My recent favourite is to fly to Dallas/Fort Worth, sometimes by the exciting Southwest, but it is equally very enjoyable to take the two-hour drive here to Austin. Indeed, all the Consul-Generals stationed in Houston are very privileged, as we can see everywhere in this enormous State of Texas its prosperity, dynamics and hospitality.
I am sure that as many as 300 Japanese companies are also given attractive business opportunities here in Texas with its rapid increase of population, abundant resources, and availability of advanced technologies. The booming industry of shale oil and gas is one example, as billion-dollar investments by big trading names of Japan to join it are well known. Petrochemical is another example for the Japanese companies to expand their facilities in Texas or shift those from elsewhere to Texas.
I will be back in Houston tomorrow to celebrate the opening of new production line by Toshiba to supply electric motors for green technology vehicles. In San Antonio, as is appreciated by many, Toyota has kept its entire employed labour force despite the recession in 2009 and despite the supply chain slowdown of the last year following the earthquake in Japan, and rather, it has expanded its factory lines by adding Tacoma.
This city is no exception. A smart-grid research experiment has been undertaken in Austin, named the Pecan Street Project, with which Sony has collaborated. The executive director of the Project will very soon come to Japan to attend a seminar and discuss how to apply a smart community to the restoration of the disaster –stricken areas.
Texas is spacious. Texas is prosperous. While I love travels by air or by car, I will not be surprised to see the need to broaden options of travel and transportation between the prosperous economic areas in Texas. I will not be surprised to see a serious discussion in the very near future on the possibility of high-speed railway trains in Texas, and if so desired by the people of Texas and so benefitting the people in Texas, the team of Japanese companies & organizations may help make it possible.
The business environment in Texas is very good. I will quickly touch on the circumstances for the part of Japan one year after the earthquake. With enormous support extended by you, to which I must renew my deep appreciation, and with their own painstaking efforts, surely my country and people are restoring the normal life; but how and to what extent?

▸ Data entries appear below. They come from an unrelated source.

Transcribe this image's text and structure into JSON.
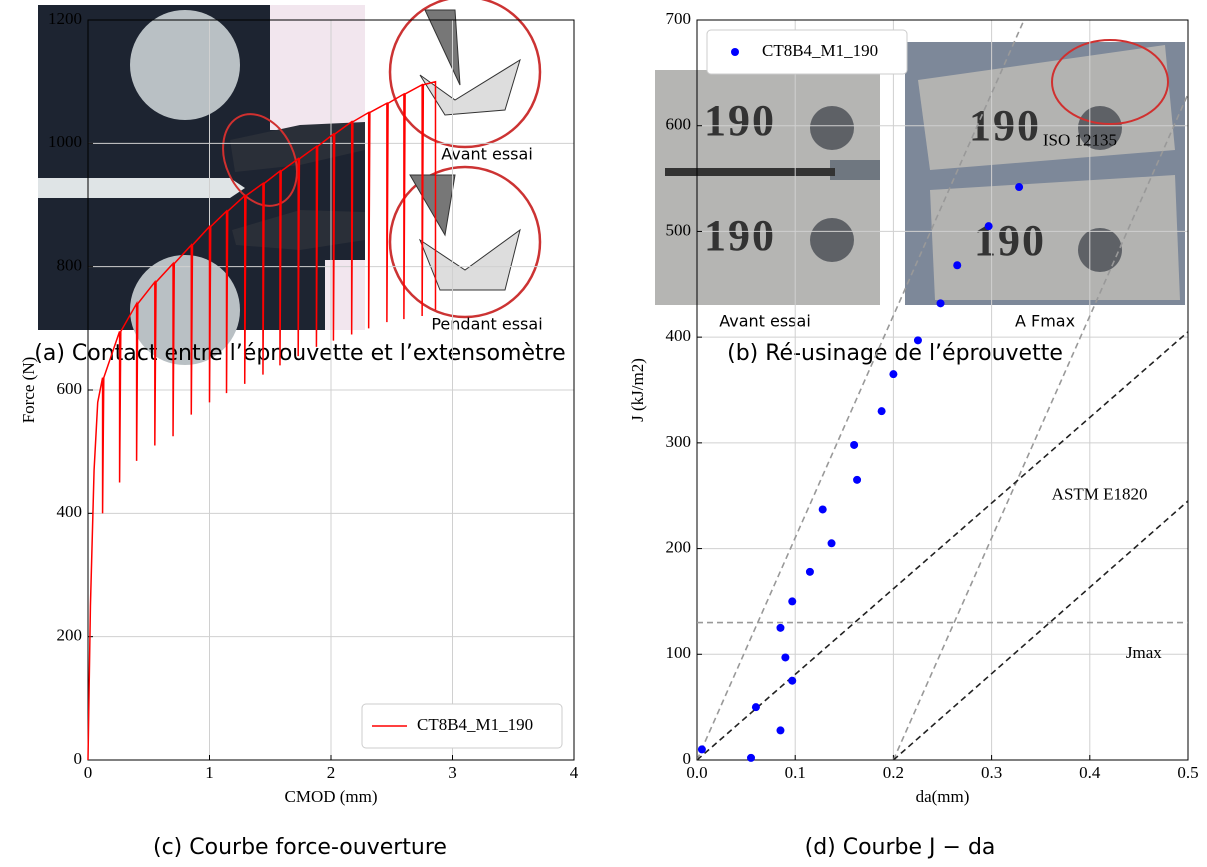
{
  "photos": {
    "a": {
      "labels": [
        "Avant essai",
        "Pendant essai"
      ],
      "caption": "(a) Contact entre l’éprouvette et l’extensomètre"
    },
    "b": {
      "engravings": [
        "190",
        "190",
        "190",
        "190"
      ],
      "labels": [
        "Avant essai",
        "A Fmax"
      ],
      "caption": "(b) Ré-usinage de l’éprouvette"
    }
  },
  "chart_data": [
    {
      "type": "line",
      "caption": "(c) Courbe force-ouverture",
      "xlabel": "CMOD (mm)",
      "ylabel": "Force (N)",
      "xlim": [
        0,
        4
      ],
      "xticks": [
        0,
        1,
        2,
        3,
        4
      ],
      "ylim": [
        0,
        1200
      ],
      "yticks": [
        0,
        200,
        400,
        600,
        800,
        1000,
        1200
      ],
      "grid": true,
      "legend": "lower right",
      "series": [
        {
          "name": "CT8B4_M1_190",
          "color": "#ff0000",
          "x": [
            0,
            0.02,
            0.05,
            0.08,
            0.12,
            0.12,
            0.13,
            0.26,
            0.26,
            0.27,
            0.4,
            0.4,
            0.41,
            0.55,
            0.55,
            0.56,
            0.7,
            0.7,
            0.71,
            0.85,
            0.85,
            0.86,
            1,
            1,
            1.01,
            1.14,
            1.14,
            1.15,
            1.29,
            1.29,
            1.3,
            1.44,
            1.44,
            1.45,
            1.58,
            1.58,
            1.59,
            1.73,
            1.73,
            1.74,
            1.88,
            1.88,
            1.89,
            2.02,
            2.02,
            2.03,
            2.17,
            2.17,
            2.18,
            2.31,
            2.31,
            2.32,
            2.46,
            2.46,
            2.47,
            2.6,
            2.6,
            2.61,
            2.75,
            2.75,
            2.76,
            2.86,
            2.86
          ],
          "values": [
            0,
            250,
            470,
            580,
            620,
            400,
            620,
            695,
            450,
            695,
            740,
            485,
            740,
            775,
            510,
            775,
            805,
            525,
            805,
            835,
            560,
            835,
            865,
            580,
            865,
            890,
            595,
            890,
            915,
            610,
            915,
            935,
            625,
            935,
            955,
            640,
            955,
            975,
            655,
            975,
            995,
            670,
            995,
            1015,
            680,
            1015,
            1035,
            690,
            1035,
            1050,
            700,
            1050,
            1065,
            710,
            1065,
            1080,
            715,
            1080,
            1095,
            720,
            1095,
            1100,
            730
          ]
        }
      ]
    },
    {
      "type": "scatter",
      "caption": "(d) Courbe J − da",
      "xlabel": "da(mm)",
      "ylabel": "J (kJ/m2)",
      "xlim": [
        0,
        0.5
      ],
      "xticks": [
        {
          "value": 0,
          "label": "0.0"
        },
        0.1,
        0.2,
        0.3,
        0.4,
        0.5
      ],
      "ylim": [
        0,
        700
      ],
      "yticks": [
        0,
        100,
        200,
        300,
        400,
        500,
        600,
        700
      ],
      "grid": true,
      "legend": "upper left",
      "series": [
        {
          "name": "CT8B4_M1_190",
          "color": "#0000ff",
          "x": [
            0.005,
            0.055,
            0.06,
            0.085,
            0.085,
            0.09,
            0.097,
            0.097,
            0.115,
            0.128,
            0.137,
            0.16,
            0.163,
            0.188,
            0.2,
            0.225,
            0.248,
            0.265,
            0.297,
            0.328
          ],
          "values": [
            10,
            2,
            50,
            28,
            125,
            97,
            75,
            150,
            178,
            237,
            205,
            298,
            265,
            330,
            365,
            397,
            432,
            468,
            505,
            542
          ]
        }
      ],
      "reference_lines": [
        {
          "color": "#999999",
          "x": [
            0,
            0.333
          ],
          "values": [
            0,
            700
          ]
        },
        {
          "color": "#999999",
          "x": [
            0.2,
            0.5
          ],
          "values": [
            0,
            630
          ]
        },
        {
          "color": "#222222",
          "x": [
            0,
            0.5
          ],
          "values": [
            0,
            405
          ]
        },
        {
          "color": "#222222",
          "x": [
            0.2,
            0.5
          ],
          "values": [
            0,
            245
          ]
        },
        {
          "color": "#999999",
          "x": [
            0,
            0.5
          ],
          "values": [
            130,
            130
          ]
        }
      ],
      "annotations": [
        {
          "text": "ISO 12135",
          "x": 0.39,
          "y": 585
        },
        {
          "text": "ASTM E1820",
          "x": 0.41,
          "y": 250
        },
        {
          "text": "Jmax",
          "x": 0.455,
          "y": 100
        }
      ]
    }
  ]
}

On nuclear safety, Japan has made substantial progress in addressing the situation and now has brought the troubled nuclear plant to a state of cold shutdown, following a phased plan towards decommissioning. To ensure the safe use of nuclear power and to restore confidence in the safety of Japanese food and other products, these remain the focus of my Government`s activities, as safety is of top priority.

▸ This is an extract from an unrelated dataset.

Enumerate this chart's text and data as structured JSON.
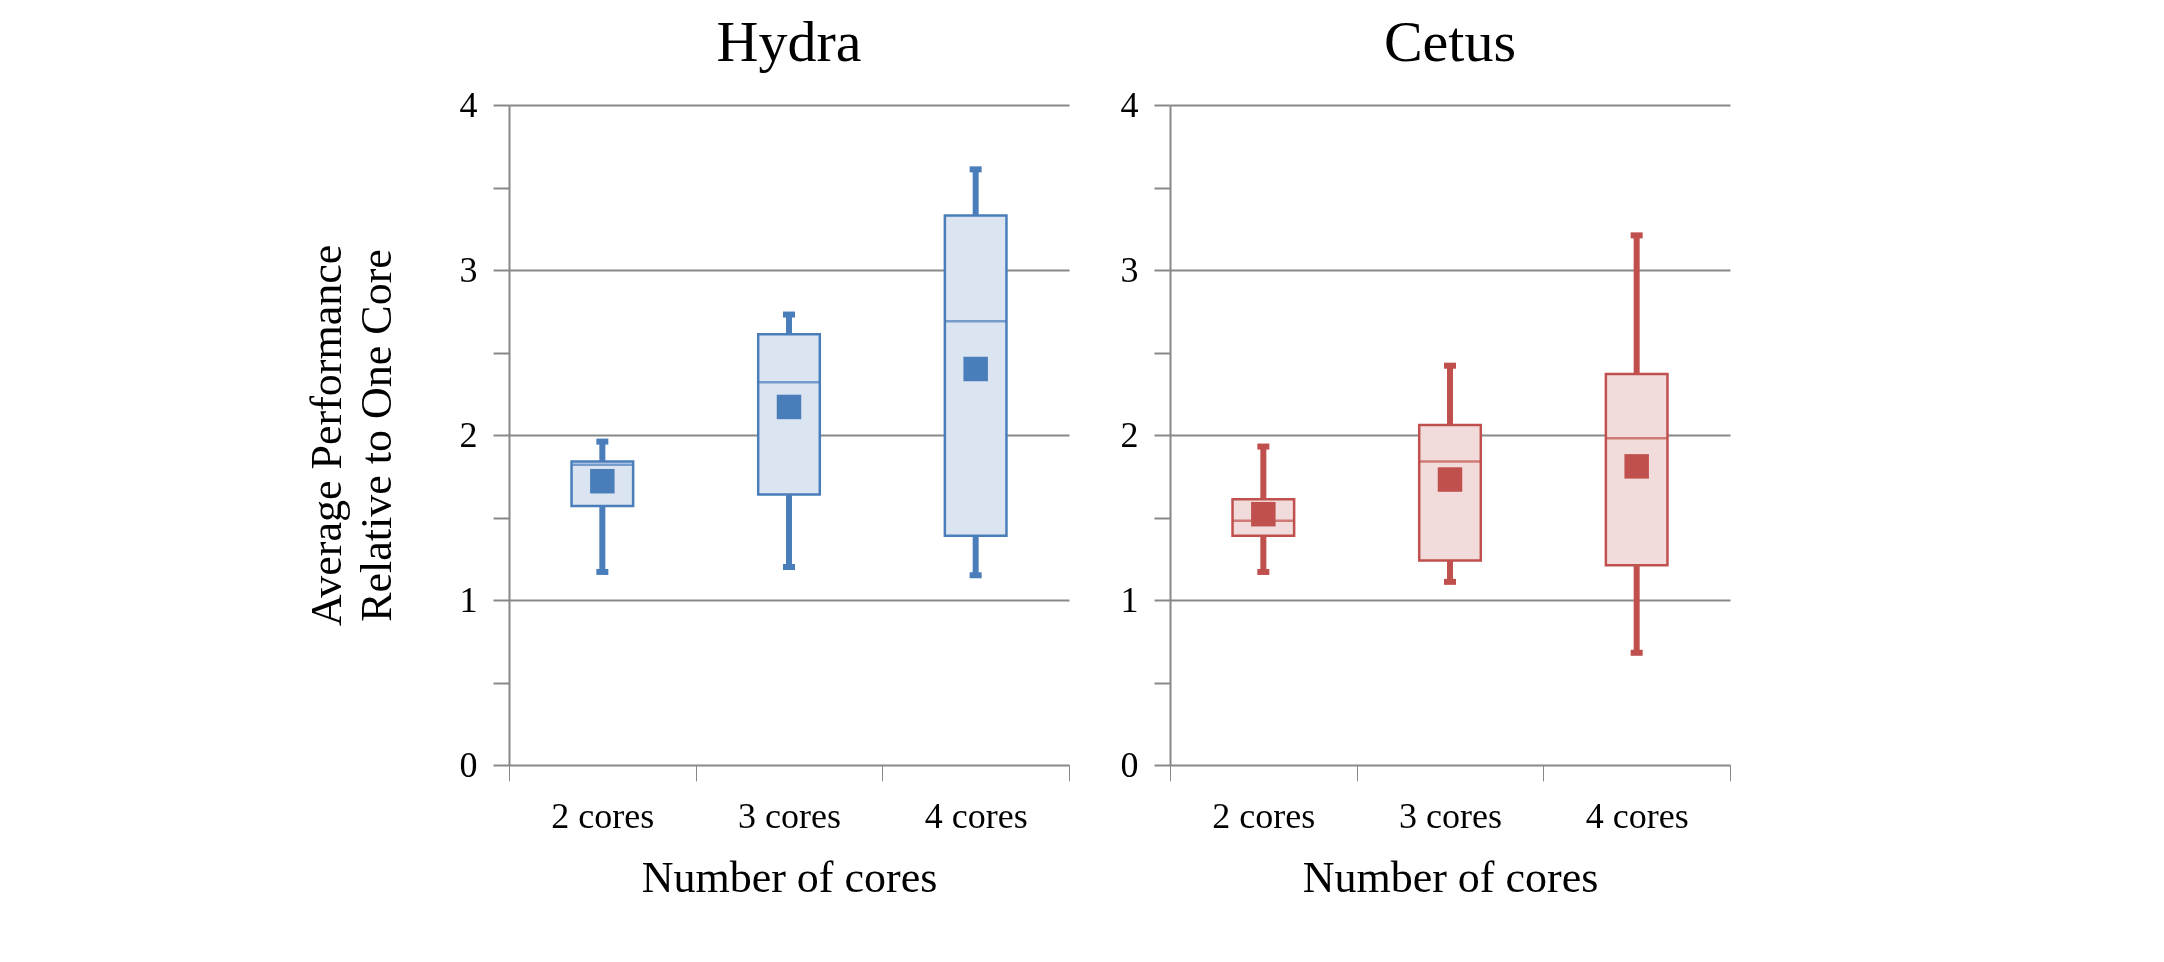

For recovery and reconstruction from the earthquake, a number of key steps have been taken. 240 billion dollar budget has been allocated, and a series of legislative measures have been enacted steadily, such as setting forth the Reconstruction Agency, reconstruction grants and special reconstruction zones for investment.

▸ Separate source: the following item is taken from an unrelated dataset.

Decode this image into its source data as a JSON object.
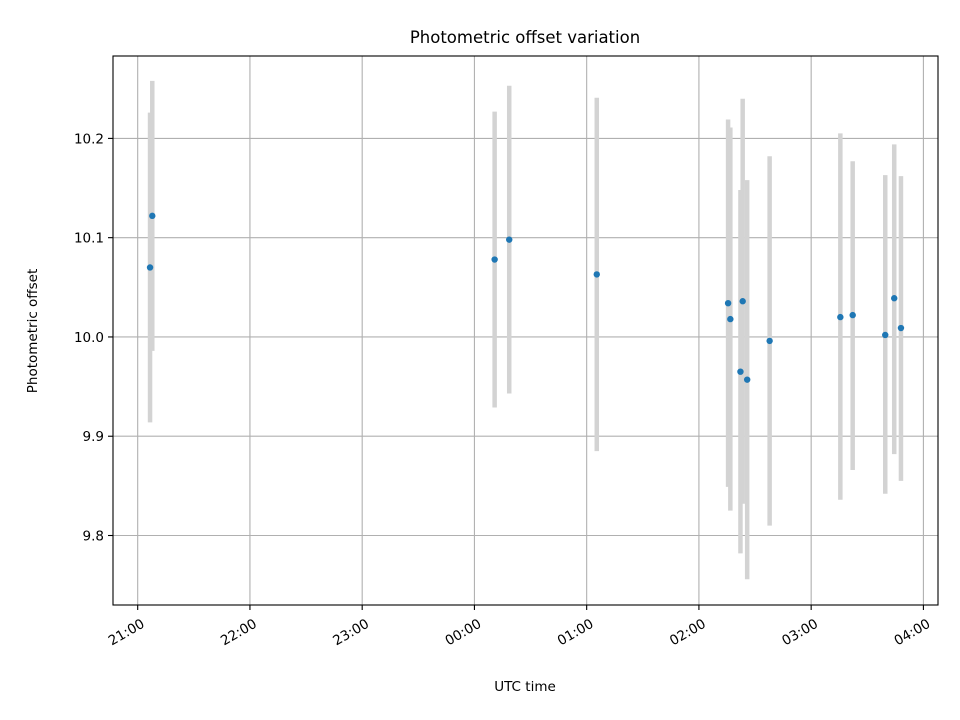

Indeed, the earthquake and its aftermath rather sharpened Japan`s determination to secure revitalisation and shared prosperity on a sound basis. Thus the nation is now given a precious chance to work, beyond a recovery not only from the earthquake, but towards new approaches to address its economic challenges, with a focus on enhancing innovation, cultivating domestic demand, and drawing upon global opportunities.
Thus, it is very timely to have this seminar today. It also is very pertinent to have the two prominent guests, Mr. Ambassador, His Excellency Thomas Schieffer and, from Toyota, the Honourable Ray Tanguay. We are very privileged to have their orientation, which will surely lead us to a convincing interpretation on business and overall circumstances of Japan-American partnership.